Fuel mileage comes in at 18 city, 25 highway and 21 combined (18/24/20 with AWD) with the new V6 – a small improvement over the last model's 18/24 rating. We'd have expected a bit more, considering the lack of hydraulic power steering, the addition of direct injection and the notable weight loss. Opting for the standard four-cylinder engine improves matters with ratings of 20 city, 26 highway and 22 combined (19/24/21 with AWD).
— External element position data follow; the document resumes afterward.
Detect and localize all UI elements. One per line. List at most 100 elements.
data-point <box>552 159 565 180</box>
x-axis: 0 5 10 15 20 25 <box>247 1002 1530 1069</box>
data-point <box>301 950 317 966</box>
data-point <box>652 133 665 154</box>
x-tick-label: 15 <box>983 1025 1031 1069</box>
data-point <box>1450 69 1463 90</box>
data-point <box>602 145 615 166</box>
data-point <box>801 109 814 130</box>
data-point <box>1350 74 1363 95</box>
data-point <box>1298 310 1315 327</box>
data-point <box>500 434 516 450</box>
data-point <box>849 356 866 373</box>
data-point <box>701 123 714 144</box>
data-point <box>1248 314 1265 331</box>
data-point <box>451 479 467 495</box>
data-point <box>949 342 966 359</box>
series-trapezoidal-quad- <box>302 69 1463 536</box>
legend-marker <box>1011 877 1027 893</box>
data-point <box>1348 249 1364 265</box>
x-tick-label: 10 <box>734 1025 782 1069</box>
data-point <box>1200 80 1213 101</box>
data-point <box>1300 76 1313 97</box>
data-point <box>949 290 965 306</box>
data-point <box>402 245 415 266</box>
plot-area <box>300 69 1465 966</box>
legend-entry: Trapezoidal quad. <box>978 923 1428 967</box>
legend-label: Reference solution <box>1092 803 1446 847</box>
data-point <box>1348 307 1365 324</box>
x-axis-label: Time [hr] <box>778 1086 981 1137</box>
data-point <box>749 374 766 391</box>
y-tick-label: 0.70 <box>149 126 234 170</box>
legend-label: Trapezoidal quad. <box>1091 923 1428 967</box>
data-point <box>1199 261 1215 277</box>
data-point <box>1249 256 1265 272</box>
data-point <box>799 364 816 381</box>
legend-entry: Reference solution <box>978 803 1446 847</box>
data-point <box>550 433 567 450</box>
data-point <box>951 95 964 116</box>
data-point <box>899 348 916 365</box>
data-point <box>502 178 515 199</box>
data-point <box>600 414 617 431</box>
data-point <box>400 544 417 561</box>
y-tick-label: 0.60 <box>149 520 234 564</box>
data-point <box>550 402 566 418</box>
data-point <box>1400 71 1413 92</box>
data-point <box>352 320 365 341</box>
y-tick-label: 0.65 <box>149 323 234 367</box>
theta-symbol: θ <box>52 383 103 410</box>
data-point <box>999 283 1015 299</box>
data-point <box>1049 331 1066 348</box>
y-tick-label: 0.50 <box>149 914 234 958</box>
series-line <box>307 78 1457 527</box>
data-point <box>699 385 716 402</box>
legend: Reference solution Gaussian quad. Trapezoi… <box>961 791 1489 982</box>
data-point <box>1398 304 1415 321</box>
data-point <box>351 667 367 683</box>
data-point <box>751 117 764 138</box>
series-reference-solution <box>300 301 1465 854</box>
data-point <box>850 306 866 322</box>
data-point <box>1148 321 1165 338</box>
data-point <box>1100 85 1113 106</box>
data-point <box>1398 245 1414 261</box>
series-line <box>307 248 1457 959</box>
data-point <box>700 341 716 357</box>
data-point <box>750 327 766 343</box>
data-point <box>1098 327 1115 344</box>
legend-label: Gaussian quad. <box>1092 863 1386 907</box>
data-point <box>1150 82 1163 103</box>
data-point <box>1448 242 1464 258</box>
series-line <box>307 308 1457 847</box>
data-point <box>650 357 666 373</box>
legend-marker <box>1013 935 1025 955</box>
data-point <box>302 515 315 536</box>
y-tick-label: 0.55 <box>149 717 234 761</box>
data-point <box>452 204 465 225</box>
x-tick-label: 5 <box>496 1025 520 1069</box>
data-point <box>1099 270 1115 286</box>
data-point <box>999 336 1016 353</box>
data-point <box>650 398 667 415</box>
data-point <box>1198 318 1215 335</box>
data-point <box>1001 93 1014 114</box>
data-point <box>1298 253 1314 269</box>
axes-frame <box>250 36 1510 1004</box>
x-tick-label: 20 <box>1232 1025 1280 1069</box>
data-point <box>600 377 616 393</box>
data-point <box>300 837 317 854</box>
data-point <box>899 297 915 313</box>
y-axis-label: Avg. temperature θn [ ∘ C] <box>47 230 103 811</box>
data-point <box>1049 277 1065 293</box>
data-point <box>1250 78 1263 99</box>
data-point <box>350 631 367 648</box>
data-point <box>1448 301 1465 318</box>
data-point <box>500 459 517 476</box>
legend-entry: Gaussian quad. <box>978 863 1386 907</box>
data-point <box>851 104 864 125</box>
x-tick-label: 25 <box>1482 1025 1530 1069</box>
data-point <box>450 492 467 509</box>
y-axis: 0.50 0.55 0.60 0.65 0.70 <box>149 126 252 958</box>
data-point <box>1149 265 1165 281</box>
None of these figures is impressive, and they are all lower than competitors such as the Ford Edge (with 2.0-liter four-cylinder EcoBoost), Chevrolet Equinox (2.4-liter four-cylinder) and Toyota RAV4 (2.5-liter four-cylinder).
Base price for an LX model with front-wheel drive and the four-cylinder comes in at $24,100 (plus $850 for destination on all models) and adding all-wheel drive bumps that to $25,800. A fully loaded SX-L trim (new for 2014, with upgraded leather and a host of premium options) pushes the price all the way to $39,700 with all-wheel drive. That's dangerously close to starting with a four, in case you didn't notice. A mid-level EX with AWD, some convenience items and a third-row seat will settle somewhere near $34,000.
It's pretty attractive, and that really matters in this segment.
So, add it all up and what do you end up with? A capable, comfortable crossover that doesn't particularly stand out in any way, good or bad. It can get pretty pricey considering its size, but it counters that by offering three rows of seating, a powerful engine option and all the technology goodies you could possibly want. Plus, it's pretty attractive, and that really matters in this segment. Before setting out on your new-car-shopping adventure, though, take some time to consider your priorities. Do you really want a seven-passenger crossover, or would a minivan suit your needs more appropriately? If it turns out you are indeed a crossover kinda family, you'd be wise to consider the Sorento.